Other Benefits. As a regular, full-time employee working at least twenty hours per week, you will be eligible to participate in our group healthcare plans (including medical, dental, vision, flexible spending accounts, life, and short- & long-term disability plans) starting the first of the month following your date of hire. Effective immediately, you will be eligible to elect participation in our 401(k) Savings Plan, with an employer match commencing after 6-months of employment. You will also be eligible to elect participation in our Non-Qualified Deferred Compensation Plan as well as our Employee Stock Purchase Plan (“ESPP”) (the ESPP enrollment window occurs twice annually).

Your compensation as the Company’s Chief Executive Officer will be reviewed annually and on an interim basis from time-to-time by the Compensation Committee, and any changes to your compensation will be recommended to the Board by the Compensation Committee. Your compensation will next be reviewed by the Compensation Committee in April 2026 and appropriate adjustments will be made at that time.

Your employment will be “at will”, meaning either you or the Company may terminate the employment relationship at any time, with or without cause, and with or without notice. The same policies and procedures applicable to all employees of the Company will also apply to you.

Enclosed is a copy of our Non-Disclosure and Confidentiality Agreement (“Confidentiality Agreement”) for your review and signature. Employees of the Company work with and/or develop information for the Company’s benefit that is considered confidential in nature. All employees must agree not to use or disclose any such confidential information for the benefit of anyone or any entity other than the Company. By signing this Confidentiality Agreement, you agree to keep confidential any and all information about the Company.

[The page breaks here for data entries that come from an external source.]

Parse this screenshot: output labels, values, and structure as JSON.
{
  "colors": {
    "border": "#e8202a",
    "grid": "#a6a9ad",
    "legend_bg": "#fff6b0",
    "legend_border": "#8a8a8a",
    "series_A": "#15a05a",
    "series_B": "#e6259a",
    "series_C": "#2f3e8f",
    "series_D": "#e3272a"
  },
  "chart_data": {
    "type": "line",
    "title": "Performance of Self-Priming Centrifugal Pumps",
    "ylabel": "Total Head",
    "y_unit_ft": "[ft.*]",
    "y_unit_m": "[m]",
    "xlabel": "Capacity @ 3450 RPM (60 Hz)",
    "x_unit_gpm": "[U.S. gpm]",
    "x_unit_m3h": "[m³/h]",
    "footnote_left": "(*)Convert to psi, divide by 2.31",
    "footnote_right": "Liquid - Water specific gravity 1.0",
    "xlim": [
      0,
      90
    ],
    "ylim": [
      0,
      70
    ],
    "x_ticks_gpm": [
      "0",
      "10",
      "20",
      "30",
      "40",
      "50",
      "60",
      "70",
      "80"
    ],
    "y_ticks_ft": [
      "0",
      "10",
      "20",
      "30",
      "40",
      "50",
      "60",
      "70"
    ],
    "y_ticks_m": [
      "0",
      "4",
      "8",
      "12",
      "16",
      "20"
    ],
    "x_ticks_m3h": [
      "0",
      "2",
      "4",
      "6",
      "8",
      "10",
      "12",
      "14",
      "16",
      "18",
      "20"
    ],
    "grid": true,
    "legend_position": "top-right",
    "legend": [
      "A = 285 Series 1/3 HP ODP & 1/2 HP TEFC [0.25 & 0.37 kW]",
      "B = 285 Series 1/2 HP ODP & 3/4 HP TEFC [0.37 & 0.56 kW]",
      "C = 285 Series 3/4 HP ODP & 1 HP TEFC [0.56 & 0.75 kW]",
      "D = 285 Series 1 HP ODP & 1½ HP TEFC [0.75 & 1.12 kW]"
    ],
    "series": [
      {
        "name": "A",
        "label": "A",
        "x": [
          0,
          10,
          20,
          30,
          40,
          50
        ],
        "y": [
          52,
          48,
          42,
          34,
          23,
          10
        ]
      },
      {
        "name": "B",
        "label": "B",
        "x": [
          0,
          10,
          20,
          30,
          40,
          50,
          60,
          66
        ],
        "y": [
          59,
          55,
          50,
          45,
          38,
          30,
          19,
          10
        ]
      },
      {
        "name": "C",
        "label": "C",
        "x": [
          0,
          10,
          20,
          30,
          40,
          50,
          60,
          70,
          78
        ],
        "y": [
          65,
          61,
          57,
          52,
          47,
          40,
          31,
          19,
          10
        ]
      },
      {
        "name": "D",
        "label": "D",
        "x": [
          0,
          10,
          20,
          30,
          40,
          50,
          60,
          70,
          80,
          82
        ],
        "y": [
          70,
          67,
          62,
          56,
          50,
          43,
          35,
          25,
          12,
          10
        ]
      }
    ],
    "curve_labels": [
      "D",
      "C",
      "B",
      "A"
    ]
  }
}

Although we do not anticipate that any disputes will arise concerning your employment, the Company wishes to resolve any dispute that might arise in a fair and efficient manner. With this in mind, the Company requires employees to resolve any disputes that may arise with the Company through binding arbitration pursuant to the rules of Judicial Arbitration and Mediation Services, Inc. (“JAMS”) and the arbitrator shall be selected from a list of neutral arbitrators provided by JAMS in accordance with its rules. Arbitration shall be the exclusive means through which you or the Company may seek relief in connection with a dispute, except that either party may seek interim equitable relief from a court in connection with a dispute concerning unfair competition or misappropriation of trade secrets.

This offer of employment is contingent upon your ability to present proof of your eligibility to work in the United States within 3 working days of your first day of work. This offer of employment is also contingent upon your successful completion of a pre-employment background screening and pre-employment drug test.






Please sign and date this offer of employment and return a copy to me no later than August 4, 2025, together with the signed original of the CIC Severance Agreement and the Confidentiality Agreement.

Please feel free to contact me at (510) 576-4600 or via email at cgranger@uct.com with any questions you may have. We are extremely excited about having you join the Company, and each and every one of us is looking forward to working with you.


Sincerely,
                
/s/ Clarence Granger
Clarence Granger
Chairperson of the Board of Directors and duly authorized signatory



ACCEPTANCE

I accept the terms of employment set forth in this letter.

Signature:/s/ James XiaoDate:August 4, 2025
James Xiao







EXHIBIT A

Approved Outside Activities

Member, Board of Directors, Kateeva, Inc.